For our first in a series of Q&A posts with our ImageCon 2018 speakers, we spoke with Ryan Cooke, a Software Engineer and Android Developer at Pinterest, a site that serves up billions of images everyday. In the following post he discusses why improving mobile images was important for improving the user experience and offers advice on building a mobile-first site.
Check back later this week for our next speaker post and follow all things ImageCon on Twitter at #ImageCon2018.
As we expanded to international markets Android was becoming our most popular app, so we really started going above and beyond to improve its quality. One thing that stood out was when iOS users tried the Android app they immediately noticed the images looked worse, and they were right. Seeing as we serve billions of images everyday this seemed like an opportunity for improvement. We were able to be really laser-focused on how images could be better. Our first couple of changes really showed an improved user experience, so we were able to justify that image quality matters, and eventually we were able to take what we learned from Android back to other platforms.
My personal take is to build as little from scratch as you can. Use the tried and tested patterns, third party libraries, etc. This will let you get moving fast and will likely give you an infrastructure that won’t completely need to be rewritten. New hires may even be able to work with familiar tools. In regards to image loading specifically, I’d recommend using one of the existing third party client side tools (on Android: Picasso, Glide, Fresco; on iOS: PinRemoteImage) to handle the heavy lifting. If your app is really image heavy and you expect to be doing a lot of work on making the images the best they can be it may be worth adding a wrapper around the library so you can replace it with your own or another one as the need arises.

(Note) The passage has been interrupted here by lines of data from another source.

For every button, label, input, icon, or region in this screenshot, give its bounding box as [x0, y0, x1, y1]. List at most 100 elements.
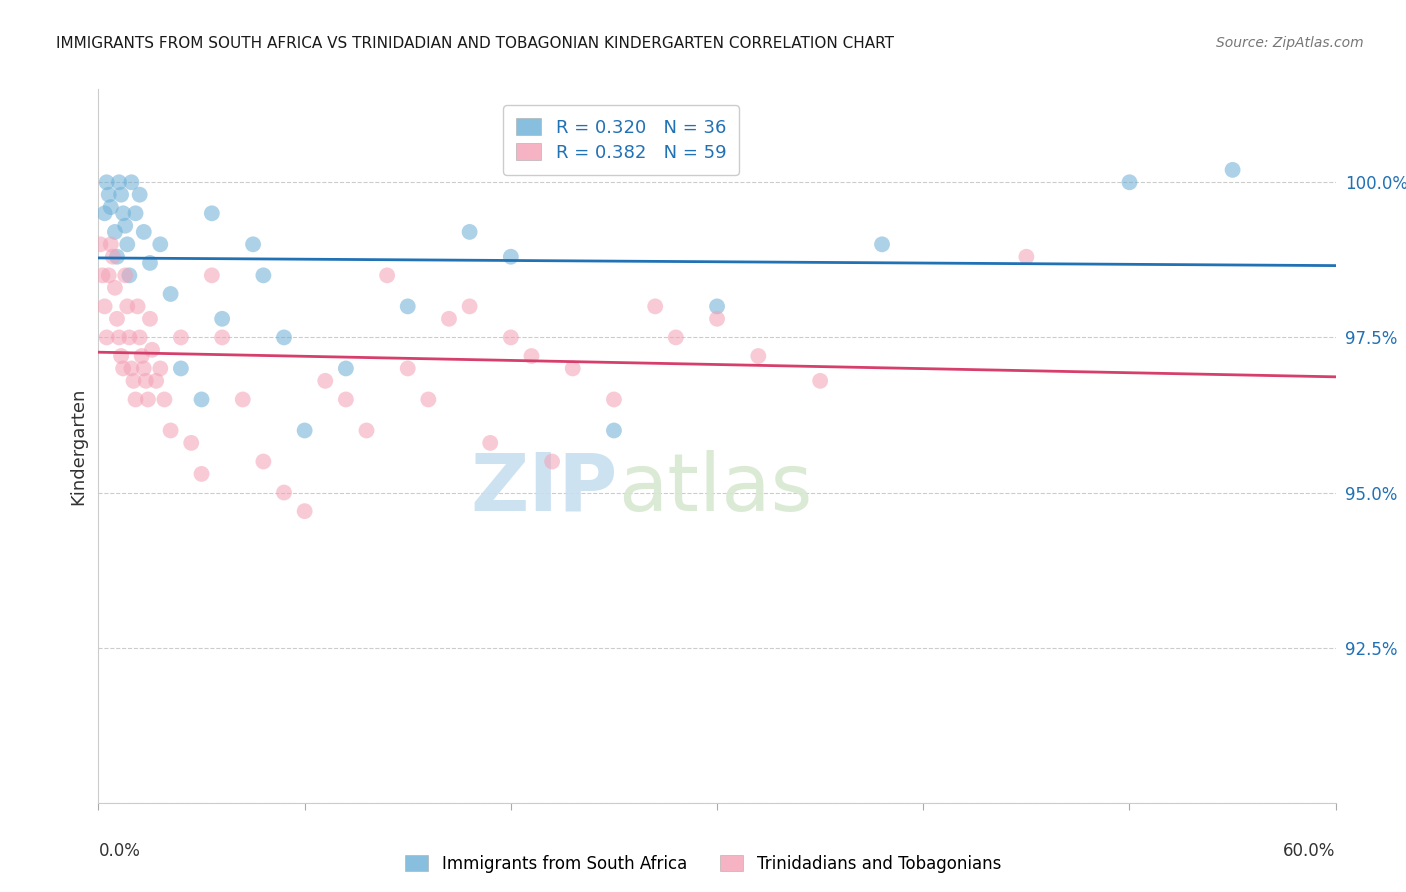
Point: [97, 187, 120, 202]
Point: [808, 374, 831, 388]
Point: [93, 299, 115, 313]
Point: [706, 311, 728, 326]
Point: [127, 299, 149, 313]
Point: [603, 424, 626, 438]
Point: [124, 392, 146, 407]
Point: [132, 361, 155, 376]
Point: [117, 299, 139, 313]
Point: [458, 299, 481, 313]
Point: [104, 281, 127, 295]
Point: [136, 392, 159, 407]
Point: [149, 361, 172, 376]
Point: [706, 299, 728, 313]
Point: [96, 175, 118, 189]
Point: [105, 311, 128, 326]
Point: [112, 206, 135, 220]
Text: 60.0%: 60.0%: [1284, 842, 1336, 860]
Point: [335, 361, 357, 376]
Text: IMMIGRANTS FROM SOUTH AFRICA VS TRINIDADIAN AND TOBAGONIAN KINDERGARTEN CORRELAT: IMMIGRANTS FROM SOUTH AFRICA VS TRINIDAD…: [56, 36, 894, 51]
Point: [118, 330, 141, 344]
Point: [665, 330, 688, 344]
Point: [100, 237, 122, 252]
Point: [120, 361, 142, 376]
Legend: R = 0.320   N = 36, R = 0.382   N = 59: R = 0.320 N = 36, R = 0.382 N = 59: [503, 105, 740, 175]
Point: [114, 219, 136, 233]
Point: [418, 392, 440, 407]
Point: [180, 436, 202, 450]
Point: [97, 268, 120, 283]
Point: [118, 268, 141, 283]
Point: [139, 311, 162, 326]
Point: [201, 268, 224, 283]
Point: [91, 268, 114, 283]
Point: [211, 330, 233, 344]
Point: [232, 392, 254, 407]
Point: [93, 206, 115, 220]
Point: [110, 349, 132, 363]
Point: [479, 436, 502, 450]
Point: [437, 311, 460, 326]
Point: [114, 268, 136, 283]
Point: [128, 330, 150, 344]
Point: [458, 225, 481, 239]
Text: Source: ZipAtlas.com: Source: ZipAtlas.com: [1216, 36, 1364, 50]
Point: [141, 343, 163, 357]
Point: [356, 424, 378, 438]
Point: [149, 237, 172, 252]
Point: [252, 454, 274, 468]
Text: atlas: atlas: [619, 450, 813, 528]
Point: [314, 374, 336, 388]
Point: [603, 392, 626, 407]
Text: 0.0%: 0.0%: [98, 842, 141, 860]
Point: [131, 349, 153, 363]
Point: [190, 467, 212, 481]
Point: [105, 250, 128, 264]
Point: [110, 187, 132, 202]
Point: [132, 225, 155, 239]
Point: [242, 237, 264, 252]
Point: [273, 330, 295, 344]
Point: [108, 175, 131, 189]
Point: [211, 311, 233, 326]
Point: [499, 330, 522, 344]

My biggest takeaway is that good image prefetching and caching makes a big impact on how the user sees your app. On a lot of apps it is very easy for a developer to already have the images ready for the user before the user would see them. Think of something like a movie ticket app, where they show the poster for the movie. There are like 20 images total the app will display at any time and it would be easy to have those loaded before I scroll to it, but they don’t. The result is even on a high quality network I see the placeholder and then the content loading over the placeholder. The content changing will often draw my eye because it is motion, but it’s probably not what the developer wants the user to be looking at. Overall it gives a subconscious feeling of a slow site and something not quite done. Our users at Pinterest still sometimes see placeholder images, but through clever prefetching they see them less and less.